Musa Pak Express

Overview
- Service type: Express rail
- First service: 1986
- Current operator: Pakistan Railways

Route
- Termini: Multan Cantonment Lahore Junction
- Stops: 08
- Distance travelled: 312 kilometres (194 mi)
- Average journey time: 5 hours, 10 minutes
- Service frequency: Daily
- Train numbers: 115UP (Multan→Lahore) 116DN (Lahore→Multan)

On-board services
- Classes: Economy Class AC Standard AC Business Parlour Car
- Sleeping arrangements: Available

Technical
- Track gauge: 1,676 mm (5 ft 6 in)
- Track owner: Pakistan Railways

= Musa Pak Express =

Pakistani passenger train

Musa Pak Express is a passenger train operated daily by Pakistan Railways between Multan and Lahore. The trip takes approximately 5 hours and 10 minutes to cover a published distance of 312 km, traveling along a stretch of the Karachi–Peshawar Railway Line.
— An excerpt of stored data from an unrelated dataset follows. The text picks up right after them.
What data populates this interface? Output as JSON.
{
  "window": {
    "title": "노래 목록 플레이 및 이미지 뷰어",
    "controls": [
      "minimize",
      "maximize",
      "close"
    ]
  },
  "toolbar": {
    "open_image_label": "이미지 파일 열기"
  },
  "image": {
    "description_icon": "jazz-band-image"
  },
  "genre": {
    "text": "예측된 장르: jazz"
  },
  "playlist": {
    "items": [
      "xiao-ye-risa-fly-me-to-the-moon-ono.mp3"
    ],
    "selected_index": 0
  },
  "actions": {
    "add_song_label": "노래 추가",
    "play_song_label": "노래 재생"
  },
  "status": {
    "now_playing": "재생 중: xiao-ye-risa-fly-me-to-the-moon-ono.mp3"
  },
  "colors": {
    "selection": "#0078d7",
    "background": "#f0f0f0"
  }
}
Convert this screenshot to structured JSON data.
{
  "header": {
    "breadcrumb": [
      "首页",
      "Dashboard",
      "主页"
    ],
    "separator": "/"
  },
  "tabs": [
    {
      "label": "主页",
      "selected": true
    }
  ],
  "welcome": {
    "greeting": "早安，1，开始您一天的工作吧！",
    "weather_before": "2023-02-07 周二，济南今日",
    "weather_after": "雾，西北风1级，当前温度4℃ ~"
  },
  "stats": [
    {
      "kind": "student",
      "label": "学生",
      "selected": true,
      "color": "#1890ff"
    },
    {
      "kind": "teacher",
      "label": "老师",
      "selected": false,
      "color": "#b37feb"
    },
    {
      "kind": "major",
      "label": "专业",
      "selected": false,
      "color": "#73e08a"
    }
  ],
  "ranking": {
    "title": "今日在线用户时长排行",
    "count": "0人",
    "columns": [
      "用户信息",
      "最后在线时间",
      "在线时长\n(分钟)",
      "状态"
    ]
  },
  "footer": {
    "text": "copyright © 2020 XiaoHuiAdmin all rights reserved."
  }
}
The train named after Syed Abul Hassab Musa Pak, a famous Sufi saint who lived in Multan between 1535–1592. It is one of the best trains to travel between Lahore and Multan due to its low fares and good quality.

== Route ==
- Multan Cantonment–Lahore Junction via Karachi–Peshawar Railway Line

== Station stops ==

- Multan Cantonment
- Khanewal Junction
- Mian Channun
- Chichawatni
- Sahiwal
- Okara
- Pattoki
- Raiwind Junction
- Kot Lakhpat
- Lahore Junction

== Equipment ==
The train offers AC Parlour, AC Business, AC Standard and economy class accommodations.